← Back to context

Comment by nonrandomstring

2 days ago

Elaborate memory management (paging) systems need caching of lookups for high performance. But they can go wrong. The post was made in a security/safety context but did I miss something, because it didn't seems to make clear what the dangers are?

I only know x86/64, but I assume most page table caching would be somewhat similar.

Basically, if you don't handle the TLB properly, the CPU will not know that page mappings and/or page permissions have changed. So if you had a page mapped RW, and then changed the mapping to a RO page (such as setting up COW), but failed to flush the TLB (or at least call INVLPG to flush the entry), the CPU might use those stale permissions and grant write access on that page when it shouldn't. The same could happen for changing a region of the VA space to use a different physical page, where the next bit of code would hit the old page (and who knows what state it might be in or what it could be being used for).

The TLB is not super-complicated, but it has some quirks (it's been so long since I've done anything with it, the PCID handling rules were new to me; didn't even support it back when).

The article (towards its end) discusses a serious bug in the INVLPG instruction of the Intel Gracemont processor cores (which are the E-cores used in Alder Lake, Raptor Lake, Raptor Lake Refresh, Alder Lake N, Amston Lake, Twin Lake), which fails to invalidate all the entries that it should invalidate, in certain circumstances.

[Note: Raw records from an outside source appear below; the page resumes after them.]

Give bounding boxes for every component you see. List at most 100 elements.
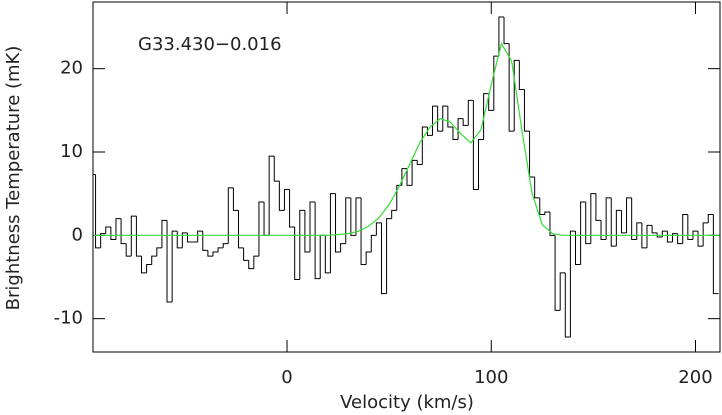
spectrum-step [626,197,632,233]
annotation: G33.430−0.016 [138,34,282,55]
spectrum-step [309,201,316,252]
spectrum-step [636,222,642,240]
plot-area [93,16,720,338]
y-tick-label: -10 [54,308,83,329]
spectrum-step [386,218,392,294]
spectrum-step [146,264,152,273]
x-axis-label: Velocity (km/s) [340,392,474,413]
spectrum-step [646,224,653,248]
spectrum-step [585,202,591,245]
y-axis-label: Brightness Temperature (mK) [3,46,24,311]
spectrum-step [462,118,469,126]
spectrum-step [615,209,622,247]
spectrum-step [421,126,428,165]
spectrum-step [620,210,627,234]
spectrum-step [299,209,305,280]
spectrum-step [360,197,367,265]
spectrum-step [273,156,280,182]
spectrum-step [697,231,704,247]
spectrum-step [345,197,351,244]
spectrum-step [656,232,663,238]
spectrum-step [549,212,556,236]
spectrum-step [335,193,341,253]
x-tick-label: 100 [474,367,508,388]
spectrum-step [248,260,254,270]
y-tick-label: 10 [60,141,83,162]
spectrum-step [243,247,249,261]
spectrum-step [268,155,275,236]
spectrum-step [595,193,602,221]
spectrum-step [411,159,418,186]
spectrum-step [186,232,193,243]
spectrum-step [666,231,673,243]
spectrum-step [151,255,157,265]
spectrum-step [554,235,561,311]
spectrum-step [355,197,362,236]
spectrum-step [503,17,510,45]
spectrum-step [166,220,173,303]
spectrum-step [610,197,617,247]
spectrum-step [477,139,484,190]
spectrum-step [120,218,127,245]
spectrum-step [437,106,443,132]
spectrum-step [253,255,259,269]
spectrum-step [222,243,229,248]
spectrum-step [340,243,346,252]
spectrum-step [95,174,101,249]
spectrum-step [227,187,234,244]
spectrum-step [278,181,285,211]
spectrum-step [294,227,300,280]
x-tick-label: 200 [678,367,712,388]
spectrum-step [539,197,545,215]
spectrum-step [544,211,550,215]
spectrum-step [559,272,566,311]
spectrum-step [600,220,607,240]
spectrum-step [350,197,356,236]
spectrum-step [130,215,137,257]
spectrum-step [238,210,244,249]
spectrum-step [141,256,147,274]
spectrum-step [197,230,203,242]
spectrum-step [426,127,433,136]
spectrum-step [641,222,647,249]
spectrum-step [258,201,265,257]
spectrum-step [416,160,423,165]
spectrum-step [483,93,489,140]
spectrum-step [452,127,459,140]
spectrum-step [283,189,290,211]
spectrum-step [365,251,372,265]
spectrum-step [232,187,239,211]
spectrum-step [580,201,586,265]
plot-frame [92,1,721,353]
spectrum-step [707,214,714,223]
spectrum-step [488,93,494,111]
spectrum-step [661,230,668,237]
spectrum-step [202,231,208,251]
spectrum-step [212,251,219,257]
spectrum-step [702,222,709,247]
spectrum-step [217,247,224,252]
spectrum-step [508,43,515,132]
spectrum-step [304,210,310,253]
spectrum-step [605,197,612,240]
spectrum-step [575,231,581,265]
spectrum-step [442,105,448,132]
y-tick-label: 0 [72,224,83,245]
spectrum-step [171,230,178,302]
spectrum-step [457,118,464,140]
spectrum-step [391,209,397,219]
spectrum-step [590,193,596,244]
spectrum-step [314,202,321,280]
spectrum-step [534,177,540,199]
spectrum-step [380,222,387,295]
spectrum-step [569,230,576,337]
spectrum-step [564,272,571,338]
spectrum-step [135,216,142,257]
spectrum-step [375,222,382,236]
spectrum-step [176,231,183,249]
spectrum-step [100,233,106,248]
spectrum-step [651,225,658,234]
spectrum-step [156,247,162,257]
spectrum-step [161,219,168,248]
fit-line [93,42,720,236]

I'm no expert on TLB invalidation bugs but generally they allow for an attacker to read/write arbitrary memory.

https://googleprojectzero.blogspot.com/2019/01/taking-page-f...

  • I don't mean to be a pedant, so someone please correct me if I'm wrong, but I don't think TLB mishandling would result in arbitrary memory access (I suppose in the strictest sense arbitrary can just mean random, but generally I have understood it to imply that the address can be attacker controlled, which a stale TLB wouldn't allow).

    Unless you're like Microsoft (from your link) and accidentally leave the page tables writable from userspace for 2 months. But that's not really a TLB error, that's just L-O-L, wow!

    • Random access is arbitrary access, given enough time. You can try over and over again until you get lucky.

      Imagine I'm a user with local shell access trying to read a secret owned by root. Maybe I can't read the secret, but I can do something which makes another program read the secret. If I can make that program swap (perhaps by wasting a bunch of RAM to create memory pressure), and swapping has some probability of triggering a TLB invalidation bug that lets me see the old page, I win, although it might take awhile.

  • Read-Write-eXecute TLB memory region can be found in JavaScript, Java, Dalvik (Android), and Python.

    • Modern javascript engines (namely V8) avoid RWX, although last time I checked there's been a backslide as part of WASM implementation.

      CPython also no longer appears to create RWX mappings even for ctypes, although you can of course still mmap them manually.

      2 replies →

It looks like the last 20 or so pages of the PDF contain two case studies. I read the first one, which lead to (nondeterministic) kernel errors.

Perhaps “hacker” should be “crazy bug debugger”, but anybody who is working with TLB issues is a hacker in my book.

There is no “CVE” vulnerability in the slides, for sure.

I conclude that the title is wrong. Every developer doesn't need to know these things - only kernel developers need to know about TLB invalidation.

  • Every developer needs to know that cache invalidation is one of the two hard things in computer science - and that people further down in your stack occasionally get it wrong.